Start with line items where it’s clear there are contingent dollars in temporary help. You might have 300 engineers at six facilities, and you’re paying some $36 an hour and others $48 because the company has never put a full service request out for competitive bids. When you put it together, all of those little pockets add up to very significant spending.

Where do you start to standardize spending?

Many times, an MSP is selected by the company to operate and manage the VMS application on behalf of the company. The MSP institutes rate cards for job classifications and selects a supply base. Sometimes agencies that have supplied a company for years don’t make that cut. Most MSPs encourage the customer to onboard all suppliers. Then you can systematically see where you can save money.

It can be a challenge when you start rationalizing the supply base. When tenured suppliers for price or quality reasons no longer fit the contingency staffing model, they may be eliminated. This requires a well-planned communication strategy so hiring managers understand the benefits of the new process. In addition to a learning curve on technology, they now have to deal with changes in their supplier pool.

How can companies present VMS to current suppliers?

Two biggest benefits to the supply chain: access to more orders and faster payment terms. Suppliers compete on a level playing field with access to more orders, and standardized quality and performance metrics help drive out nonperforming participants.

Who should be involved in the process?

It typically starts at the purchasing level with involvement from human resources. IT also plays a critical role as system integration is a key component of success.

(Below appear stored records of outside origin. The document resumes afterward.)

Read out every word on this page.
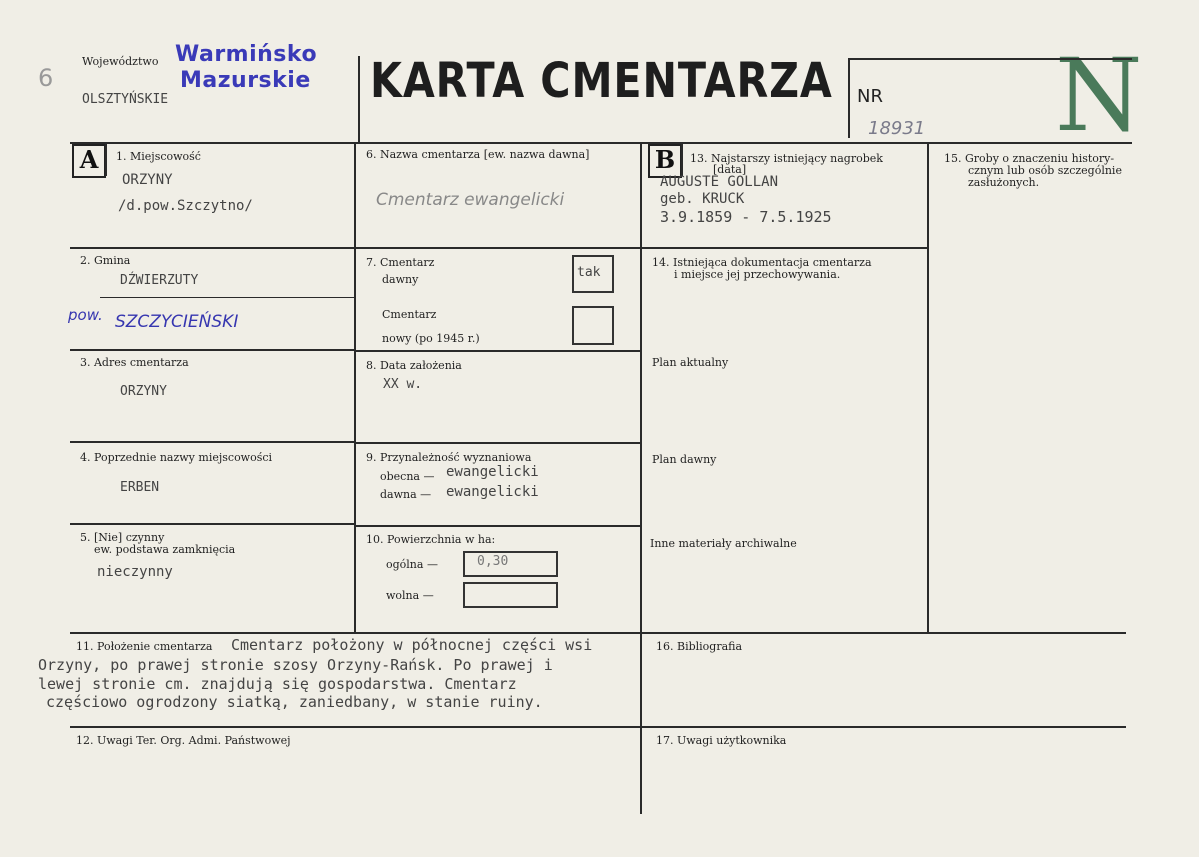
6
Województwo Warmińsko
Mazurskie
OLSZTYŃSKIE	KARTA CMENTARZA NR
18931 N
A	1. Miejscowość
ORZYNY
/d.pow.Szczytno/
2. Gmina
DŹWIERZUTY
pow. SZCZYCIEŃSKI
3. Adres cmentarza
ORZYNY
4. Poprzednie nazwy miejscowości
ERBEN
5. [Nie] czynny
ew. podstawa zamknięcia
nieczynny
6. Nazwa cmentarza [ew. nazwa dawna]
Cmentarz ewangelicki
7. Cmentarz
dawny	tak
Cmentarz
nowy (po 1945 r.)
8. Data założenia
XX w.
9. Przynależność wyznaniowa
obecna — ewangelicki
dawna — ewangelicki
10. Powierzchnia w ha:
ogólna —	0,30
wolna —
B	13. Najstarszy istniejący nagrobek
[data]
AUGUSTE GOLLAN
geb. KRUCK
3.9.1859 - 7.5.1925
14. Istniejąca dokumentacja cmentarza
i miejsce jej przechowywania.
Plan aktualny
Plan dawny
Inne materiały archiwalne
15. Groby o znaczeniu history-
cznym lub osób szczególnie
zasłużonych.
11. Położenie cmentarza Cmentarz położony w północnej części wsi
Orzyny, po prawej stronie szosy Orzyny-Rańsk. Po prawej i
lewej stronie cm. znajdują się gospodarstwa. Cmentarz
częściowo ogrodzony siatką, zaniedbany, w stanie ruiny.
16. Bibliografia
12. Uwagi Ter. Org. Admi. Państwowej	17. Uwagi użytkownika
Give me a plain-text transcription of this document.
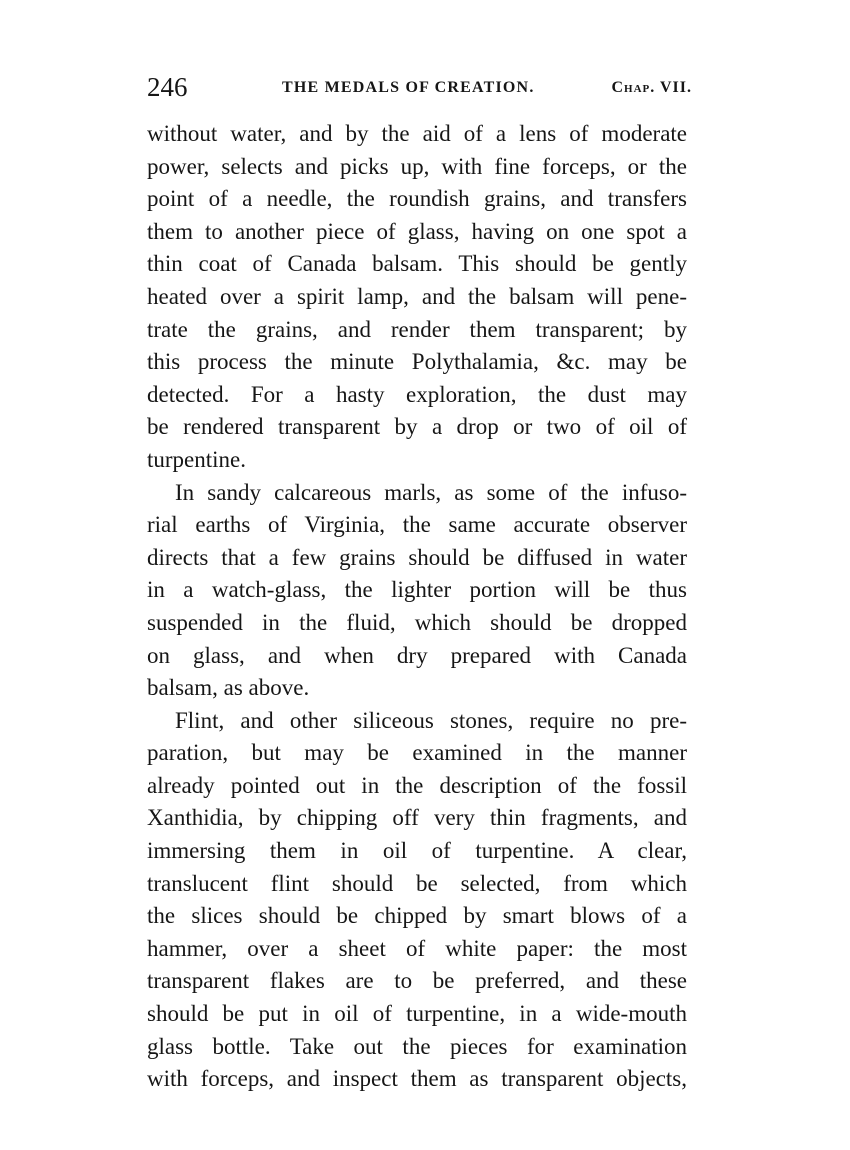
246	THE MEDALS OF CREATION.	Chap. VII.
without water, and by the aid of a lens of moderate
power, selects and picks up, with fine forceps, or the
point of a needle, the roundish grains, and transfers
them to another piece of glass, having on one spot a
thin coat of Canada balsam. This should be gently
heated over a spirit lamp, and the balsam will pene-
trate the grains, and render them transparent; by
this process the minute Polythalamia, &c. may be
detected. For a hasty exploration, the dust may
be rendered transparent by a drop or two of oil of
turpentine.
In sandy calcareous marls, as some of the infuso-
rial earths of Virginia, the same accurate observer
directs that a few grains should be diffused in water
in a watch-glass, the lighter portion will be thus
suspended in the fluid, which should be dropped
on glass, and when dry prepared with Canada
balsam, as above.
Flint, and other siliceous stones, require no pre-
paration, but may be examined in the manner
already pointed out in the description of the fossil
Xanthidia, by chipping off very thin fragments, and
immersing them in oil of turpentine. A clear,
translucent flint should be selected, from which
the slices should be chipped by smart blows of a
hammer, over a sheet of white paper: the most
transparent flakes are to be preferred, and these
should be put in oil of turpentine, in a wide-mouth
glass bottle. Take out the pieces for examination
with forceps, and inspect them as transparent objects,
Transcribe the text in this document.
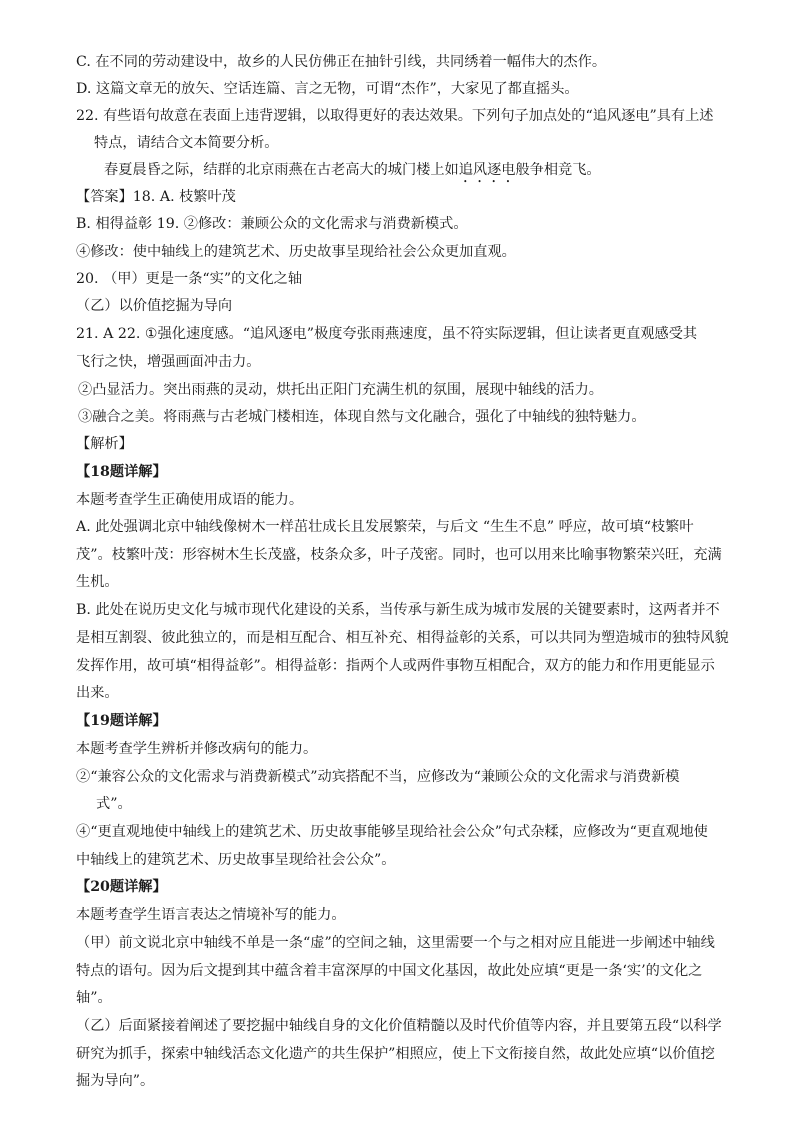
C. 在不同的劳动建设中，故乡的人民仿佛正在抽针引线，共同绣着一幅伟大的杰作。
D. 这篇文章无的放矢、空话连篇、言之无物，可谓“杰作”，大家见了都直摇头。
22. 有些语句故意在表面上违背逻辑，以取得更好的表达效果。下列句子加点处的“追风逐电”具有上述
特点，请结合文本简要分析。
春夏晨昏之际，结群的北京雨燕在古老高大的城门楼上如追风逐电般争相竞飞。
【答案】18. A. 枝繁叶茂
B. 相得益彰 19. ②修改：兼顾公众的文化需求与消费新模式。
④修改：使中轴线上的建筑艺术、历史故事呈现给社会公众更加直观。
20. （甲）更是一条“实”的文化之轴
（乙）以价值挖掘为导向
21. A 22. ①强化速度感。“追风逐电”极度夸张雨燕速度，虽不符实际逻辑，但让读者更直观感受其
飞行之快，增强画面冲击力。
②凸显活力。突出雨燕的灵动，烘托出正阳门充满生机的氛围，展现中轴线的活力。
③融合之美。将雨燕与古老城门楼相连，体现自然与文化融合，强化了中轴线的独特魅力。
【解析】
【18题详解】
本题考查学生正确使用成语的能力。
A. 此处强调北京中轴线像树木一样茁壮成长且发展繁荣，与后文 “生生不息” 呼应，故可填“枝繁叶
茂”。枝繁叶茂：形容树木生长茂盛，枝条众多，叶子茂密。同时，也可以用来比喻事物繁荣兴旺，充满
生机。
B. 此处在说历史文化与城市现代化建设的关系，当传承与新生成为城市发展的关键要素时，这两者并不
是相互割裂、彼此独立的，而是相互配合、相互补充、相得益彰的关系，可以共同为塑造城市的独特风貌
发挥作用，故可填“相得益彰”。相得益彰：指两个人或两件事物互相配合，双方的能力和作用更能显示
出来。
【19题详解】
本题考查学生辨析并修改病句的能力。
②“兼容公众的文化需求与消费新模式”动宾搭配不当，应修改为“兼顾公众的文化需求与消费新模
式”。
④“更直观地使中轴线上的建筑艺术、历史故事能够呈现给社会公众”句式杂糅，应修改为“更直观地使
中轴线上的建筑艺术、历史故事呈现给社会公众”。
【20题详解】
本题考查学生语言表达之情境补写的能力。
（甲）前文说北京中轴线不单是一条“虚”的空间之轴，这里需要一个与之相对应且能进一步阐述中轴线
特点的语句。因为后文提到其中蕴含着丰富深厚的中国文化基因，故此处应填“更是一条‘实’的文化之
轴”。
（乙）后面紧接着阐述了要挖掘中轴线自身的文化价值精髓以及时代价值等内容，并且要第五段“以科学
研究为抓手，探索中轴线活态文化遗产的共生保护”相照应，使上下文衔接自然，故此处应填“以价值挖
掘为导向”。
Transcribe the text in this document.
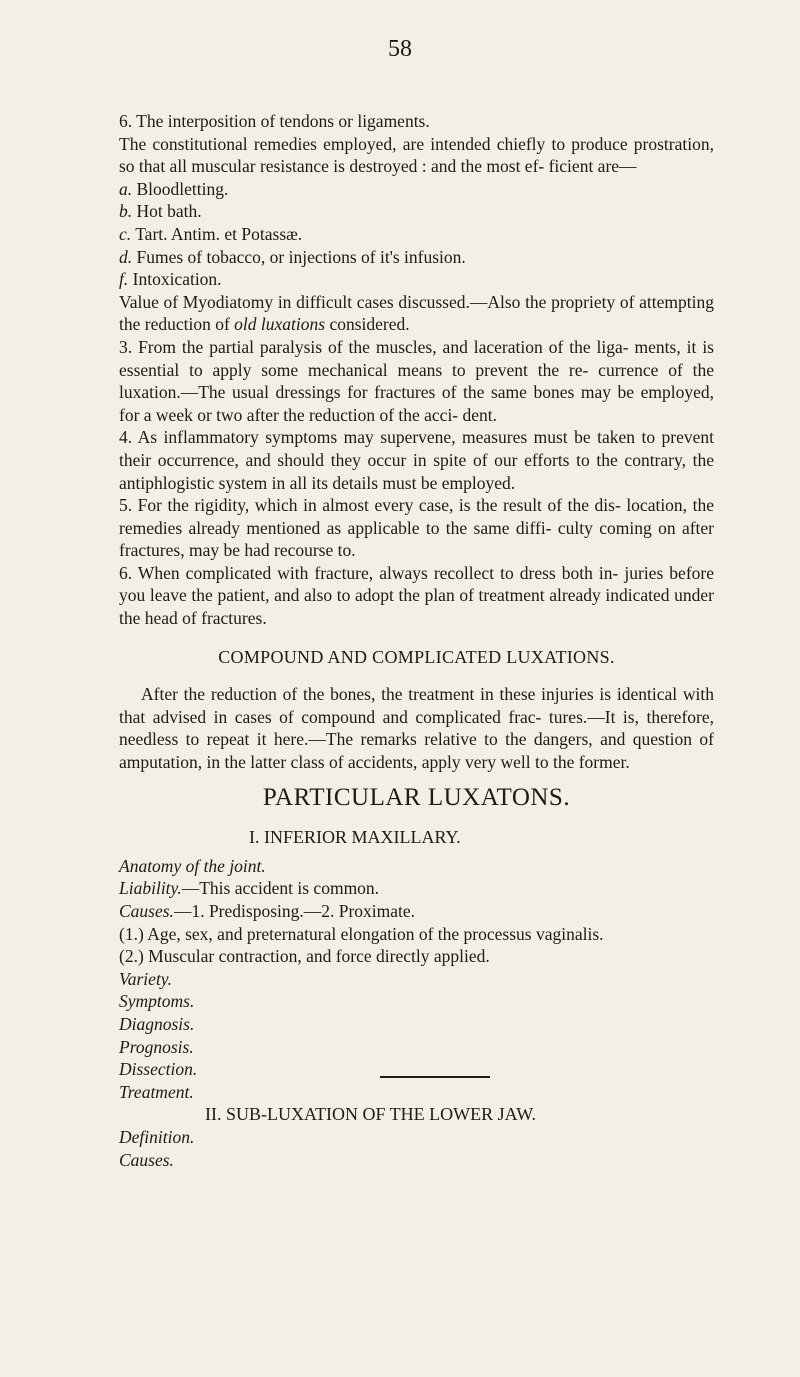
58

6. The interposition of tendons or ligaments.

The constitutional remedies employed, are intended chiefly to produce prostration, so that all muscular resistance is destroyed : and the most ef- ficient are—

a. Bloodletting.

b. Hot bath.

c. Tart. Antim. et Potassæ.

d. Fumes of tobacco, or injections of it's infusion.

f. Intoxication.

Value of Myodiatomy in difficult cases discussed.—Also the propriety of attempting the reduction of old luxations considered.

3. From the partial paralysis of the muscles, and laceration of the liga- ments, it is essential to apply some mechanical means to prevent the re- currence of the luxation.—The usual dressings for fractures of the same bones may be employed, for a week or two after the reduction of the acci- dent.

4. As inflammatory symptoms may supervene, measures must be taken to prevent their occurrence, and should they occur in spite of our efforts to the contrary, the antiphlogistic system in all its details must be employed.

5. For the rigidity, which in almost every case, is the result of the dis- location, the remedies already mentioned as applicable to the same diffi- culty coming on after fractures, may be had recourse to.

6. When complicated with fracture, always recollect to dress both in- juries before you leave the patient, and also to adopt the plan of treatment already indicated under the head of fractures.

COMPOUND AND COMPLICATED LUXATIONS.

After the reduction of the bones, the treatment in these injuries is identical with that advised in cases of compound and complicated frac- tures.—It is, therefore, needless to repeat it here.—The remarks relative to the dangers, and question of amputation, in the latter class of accidents, apply very well to the former.

PARTICULAR LUXATONS.

I. INFERIOR MAXILLARY.

Anatomy of the joint.

Liability.—This accident is common.

Causes.—1. Predisposing.—2. Proximate.

(1.) Age, sex, and preternatural elongation of the processus vaginalis.

(2.) Muscular contraction, and force directly applied.

Variety.

Symptoms.

Diagnosis.

Prognosis.

Dissection.

Treatment.

II. SUB-LUXATION OF THE LOWER JAW.

Definition.

Causes.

How can VMS benefit businesses?

The technology of VMS, with a vendor-neutral MSP, helps companies better manage contingency labor expenditures on a standardized platform. It helps suppliers gain greater access to client requirements and provides an easy way to transmit, record and manage the lifecycle of talent. Vendor neutrality reassures suppliers they are not in competition with the MSP for staffing, breeding trust and fostering a collaborative work environment. This ensures talent requests are broadcast across a diverse supply base and ensures suppliers meet client-specific quality, performance and price guidelines.